Eighty years after his death following a motorcycle crash near his Dorset home Clouds Hill, the truth of what really happened to Lawrence of Arabia remains a mystery.
Conspiracy theories abound. Did T.E. Lawrence, the author, soldier and reluctant hero of the Arab rebellion die after his powerful Brough Superior bike swerved to avoid two boys on bicycles or was he assassinated by the British secret service?
Why did witnesses tell police that they had seen a large black car at the scene of the accident but then change their statements? What was Lawrence up to?

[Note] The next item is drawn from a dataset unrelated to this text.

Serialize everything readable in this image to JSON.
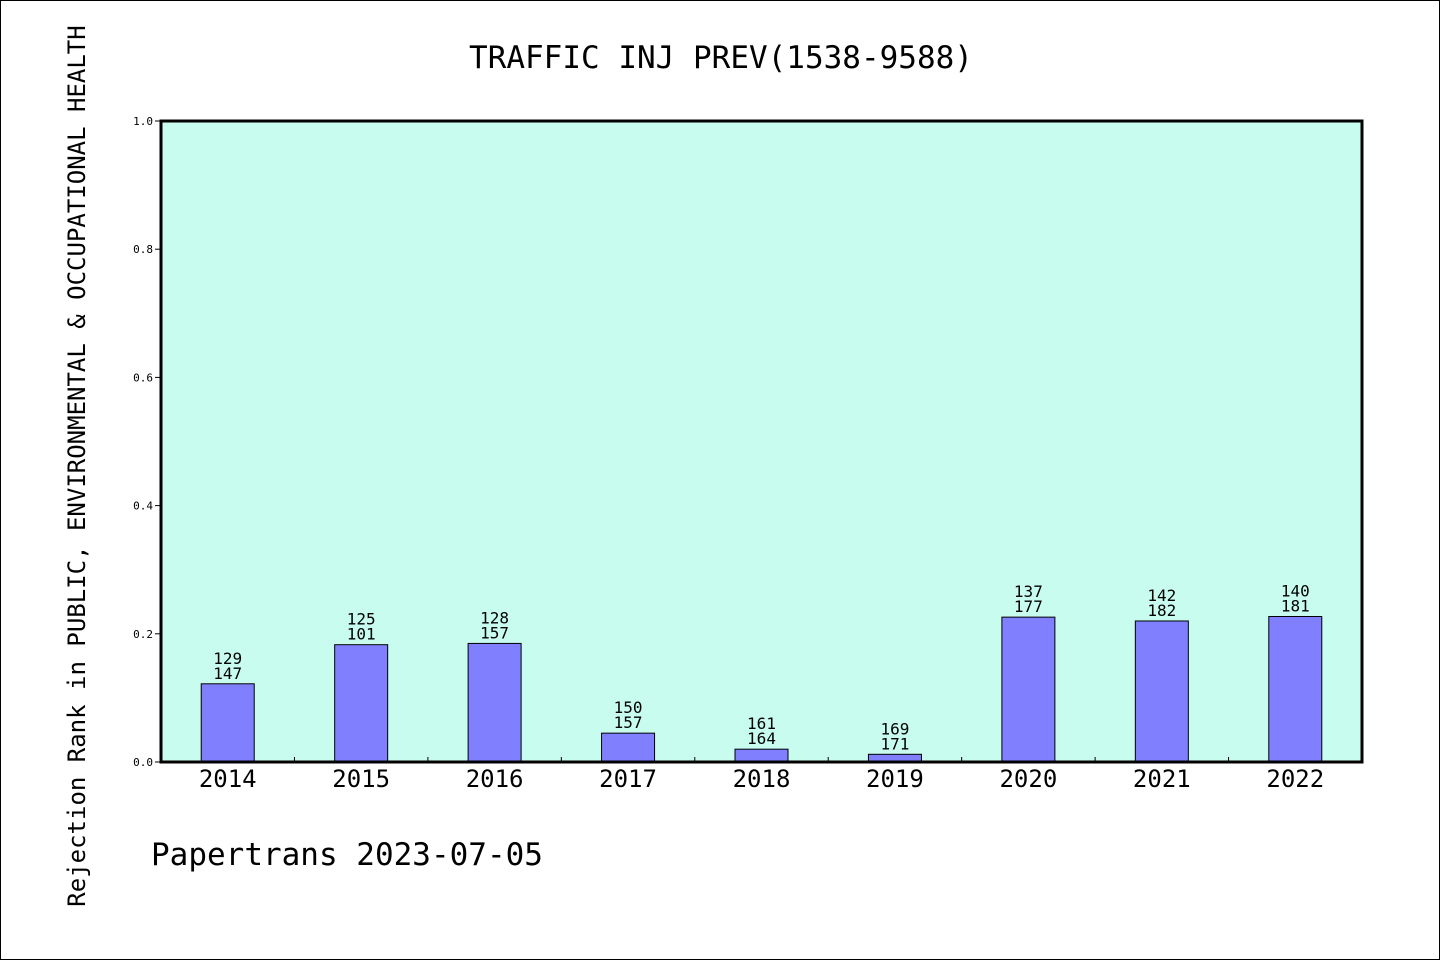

A new film, Lawrence: After Arabia, examines his final years, his powerful friends and dangerous enemies. Shot in Dorset with a largely local cast and crew supporting a line-up that includes Brian Cox, Michael Maloney and Hugh Fraser, the film focuses on events that led up to the fatal crash near Bovington Camp on 13 May 1935. Bournemouth actor Tom Barber Duffy takes the title role.

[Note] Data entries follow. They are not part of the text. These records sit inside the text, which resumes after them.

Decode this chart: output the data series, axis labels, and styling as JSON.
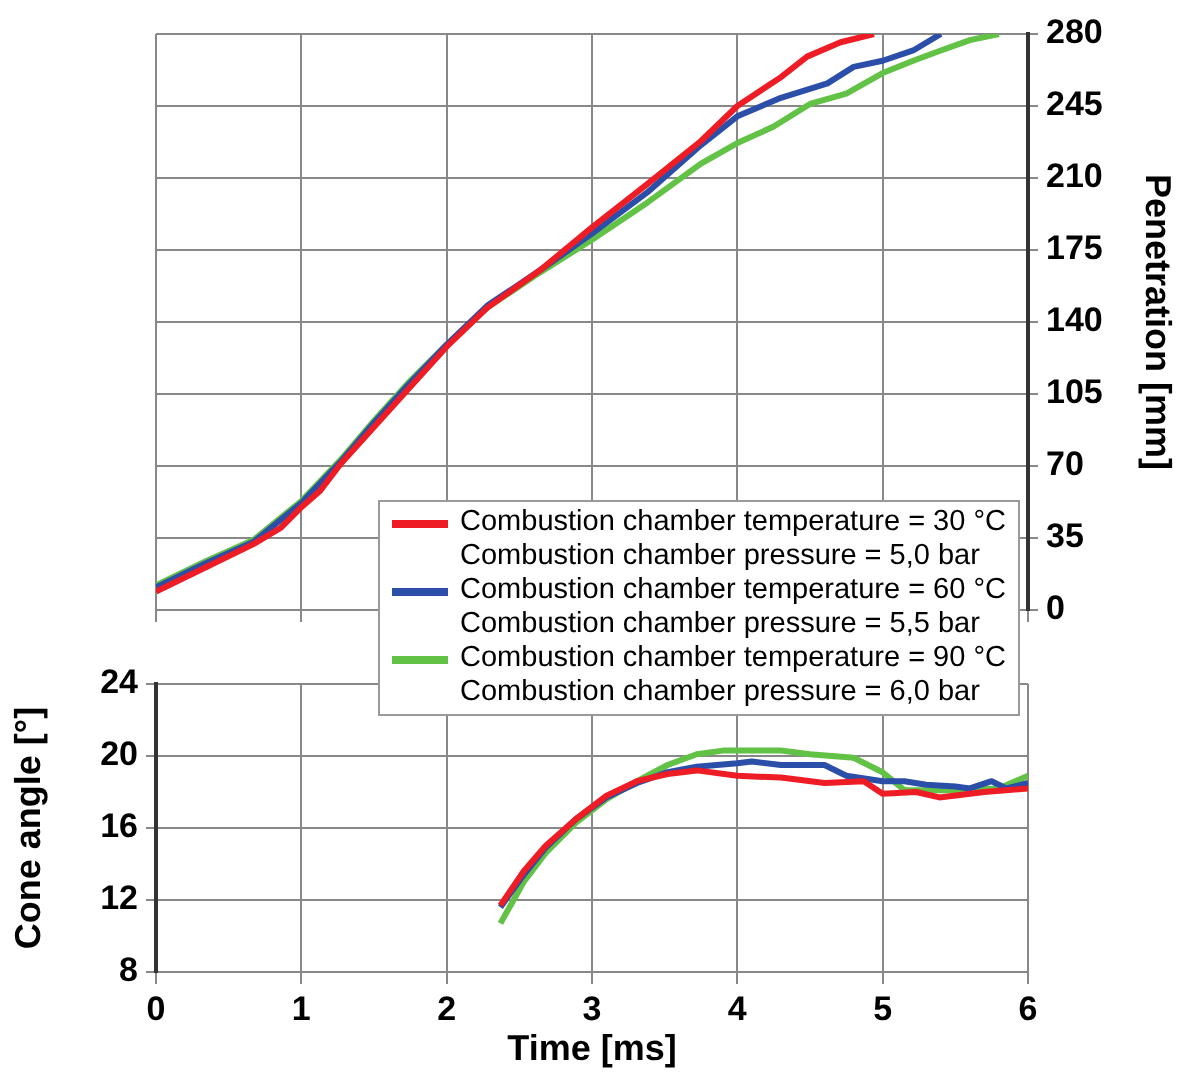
{
  "chart_data": [
    {
      "type": "line",
      "xlim": [
        0,
        6
      ],
      "xticks": [
        0,
        1,
        2,
        3,
        4,
        5,
        6
      ],
      "y2lim": [
        0,
        280
      ],
      "y2ticks": [
        0,
        35,
        70,
        105,
        140,
        175,
        210,
        245,
        280
      ],
      "y2label": "Penetration [mm]",
      "tick_labels": "y",
      "grid": true,
      "legend": "bottom right",
      "series": [
        {
          "name": "Combustion chamber temperature = 30 °C\nCombustion chamber pressure = 5,0 bar",
          "color": "#ee1c25",
          "axis": "y2",
          "x": [
            0,
            0.35,
            0.67,
            0.86,
            1.0,
            1.13,
            1.27,
            1.5,
            1.73,
            2.0,
            2.28,
            2.64,
            3.0,
            3.38,
            3.75,
            4.0,
            4.3,
            4.48,
            4.71,
            4.94
          ],
          "values": [
            9,
            21,
            32,
            40,
            50,
            58,
            71,
            89,
            107,
            128,
            147,
            165,
            186,
            207,
            228,
            245,
            259,
            269,
            276,
            280
          ]
        },
        {
          "name": "Combustion chamber temperature = 60 °C\nCombustion chamber pressure = 5,5 bar",
          "color": "#2b4fa8",
          "axis": "y2",
          "x": [
            0,
            0.35,
            0.67,
            1.0,
            1.27,
            1.5,
            1.73,
            2.0,
            2.28,
            2.64,
            3.0,
            3.38,
            3.75,
            4.0,
            4.3,
            4.62,
            4.8,
            5.0,
            5.21,
            5.4
          ],
          "values": [
            11,
            23,
            33,
            52,
            72,
            91,
            109,
            129,
            148,
            165,
            183,
            203,
            226,
            240,
            249,
            256,
            264,
            267,
            272,
            280
          ]
        },
        {
          "name": "Combustion chamber temperature = 90 °C\nCombustion chamber pressure = 6,0 bar",
          "color": "#62c245",
          "axis": "y2",
          "x": [
            0,
            0.35,
            0.67,
            1.0,
            1.27,
            1.5,
            1.73,
            2.0,
            2.28,
            2.64,
            3.0,
            3.38,
            3.75,
            4.0,
            4.25,
            4.5,
            4.75,
            5.0,
            5.21,
            5.4,
            5.6,
            5.8
          ],
          "values": [
            12,
            24,
            34,
            53,
            73,
            92,
            110,
            129,
            147,
            164,
            180,
            198,
            217,
            227,
            235,
            246,
            251,
            261,
            267,
            272,
            277,
            280
          ]
        }
      ]
    },
    {
      "type": "line",
      "xlim": [
        0,
        6
      ],
      "xticks": [
        0,
        1,
        2,
        3,
        4,
        5,
        6
      ],
      "ylim": [
        8,
        24
      ],
      "yticks": [
        8,
        12,
        16,
        20,
        24
      ],
      "xlabel": "Time [ms]",
      "ylabel": "Cone angle [°]",
      "grid": true,
      "series": [
        {
          "color": "#ee1c25",
          "x": [
            2.37,
            2.53,
            2.68,
            2.89,
            3.1,
            3.31,
            3.52,
            3.72,
            4.0,
            4.3,
            4.6,
            4.87,
            5.0,
            5.23,
            5.39,
            5.7,
            6.0
          ],
          "values": [
            11.7,
            13.6,
            15.0,
            16.5,
            17.8,
            18.6,
            19.0,
            19.2,
            18.9,
            18.8,
            18.5,
            18.6,
            17.9,
            18.0,
            17.7,
            18.0,
            18.2
          ]
        },
        {
          "color": "#2b4fa8",
          "x": [
            2.37,
            2.53,
            2.68,
            2.89,
            3.1,
            3.31,
            3.52,
            3.72,
            4.0,
            4.1,
            4.3,
            4.6,
            4.75,
            5.0,
            5.15,
            5.3,
            5.5,
            5.6,
            5.75,
            5.85,
            6.0
          ],
          "values": [
            11.6,
            13.4,
            14.9,
            16.5,
            17.7,
            18.5,
            19.1,
            19.4,
            19.6,
            19.7,
            19.5,
            19.5,
            18.9,
            18.6,
            18.6,
            18.4,
            18.3,
            18.2,
            18.6,
            18.2,
            18.5
          ]
        },
        {
          "color": "#62c245",
          "x": [
            2.37,
            2.53,
            2.68,
            2.89,
            3.1,
            3.31,
            3.52,
            3.72,
            3.9,
            4.3,
            4.5,
            4.8,
            5.0,
            5.15,
            5.5,
            5.8,
            6.0
          ],
          "values": [
            10.7,
            13.0,
            14.6,
            16.3,
            17.6,
            18.6,
            19.5,
            20.1,
            20.3,
            20.3,
            20.1,
            19.9,
            19.1,
            18.1,
            18.1,
            18.2,
            18.9
          ]
        }
      ]
    }
  ]
}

Maybe it will help unearth the truth. The movie has been a labour of love for writer and director Mark JT Griffin who has been fascinated by Lawrence of Arabia since childhood.

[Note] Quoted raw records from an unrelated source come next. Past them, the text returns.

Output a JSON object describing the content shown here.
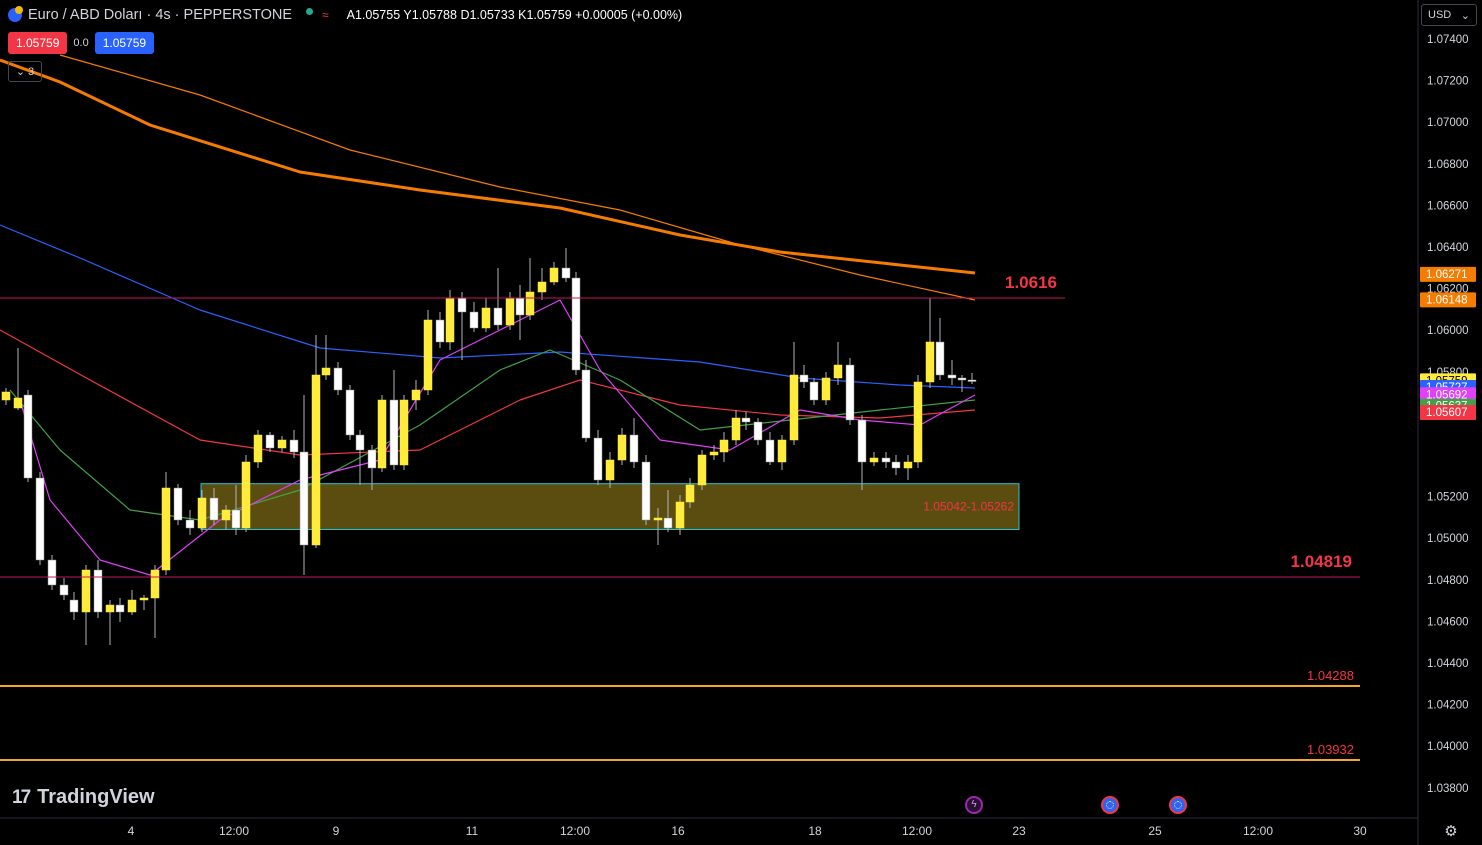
{
  "header": {
    "symbol_title": "Euro / ABD Doları · 4s · PEPPERSTONE",
    "ohlc": {
      "a": "A1.05755",
      "y": "Y1.05788",
      "d": "D1.05733",
      "k": "K1.05759",
      "change": "+0.00005 (+0.00%)"
    },
    "sell_price": "1.05759",
    "spread": "0.0",
    "buy_price": "1.05759",
    "collapse_count": "3",
    "currency": "USD"
  },
  "price_axis": {
    "ticks": [
      "1.07400",
      "1.07200",
      "1.07000",
      "1.06800",
      "1.06600",
      "1.06400",
      "1.06200",
      "1.06000",
      "1.05800",
      "1.05200",
      "1.05000",
      "1.04800",
      "1.04600",
      "1.04400",
      "1.04200",
      "1.04000",
      "1.03800"
    ],
    "badges": [
      {
        "value": "1.06271",
        "color": "#f57c00"
      },
      {
        "value": "1.06148",
        "color": "#f57c00"
      },
      {
        "value": "1.05759",
        "sub": "03:18:31",
        "color": "#ffeb3b"
      },
      {
        "value": "1.05727",
        "color": "#2962ff"
      },
      {
        "value": "1.05692",
        "color": "#e040fb"
      },
      {
        "value": "1.05637",
        "color": "#43a047"
      },
      {
        "value": "1.05607",
        "color": "#f23645"
      }
    ]
  },
  "time_axis": {
    "labels": [
      "4",
      "12:00",
      "9",
      "11",
      "12:00",
      "16",
      "18",
      "12:00",
      "23",
      "25",
      "12:00",
      "30"
    ]
  },
  "levels": [
    {
      "value": "1.0616",
      "color": "#f23645"
    },
    {
      "value": "1.04819",
      "color": "#f23645"
    },
    {
      "value": "1.04288",
      "color": "#f23645"
    },
    {
      "value": "1.03932",
      "color": "#f23645"
    }
  ],
  "zone": {
    "label": "1.05042-1.05262",
    "low": 1.05042,
    "high": 1.05262
  },
  "brand": {
    "name": "TradingView"
  },
  "icons": {
    "settings": "gear-icon",
    "collapse": "chevron-down-icon",
    "currency_dropdown": "chevron-down-icon",
    "events": [
      "lightning-icon",
      "eu-flag-icon",
      "eu-flag-icon"
    ]
  }
}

“I used to holiday every year with grandparents in Wareham. One day when I was about 10-years-old my gran went into the butchers and sent me to look around the church over the road.”
It was there in the 1,000-year-old St Martin’s on the Walls that he saw the war-artist Eric Kennington’s famous Lawrence effigy and fell into conversation with a man who was cleaning it.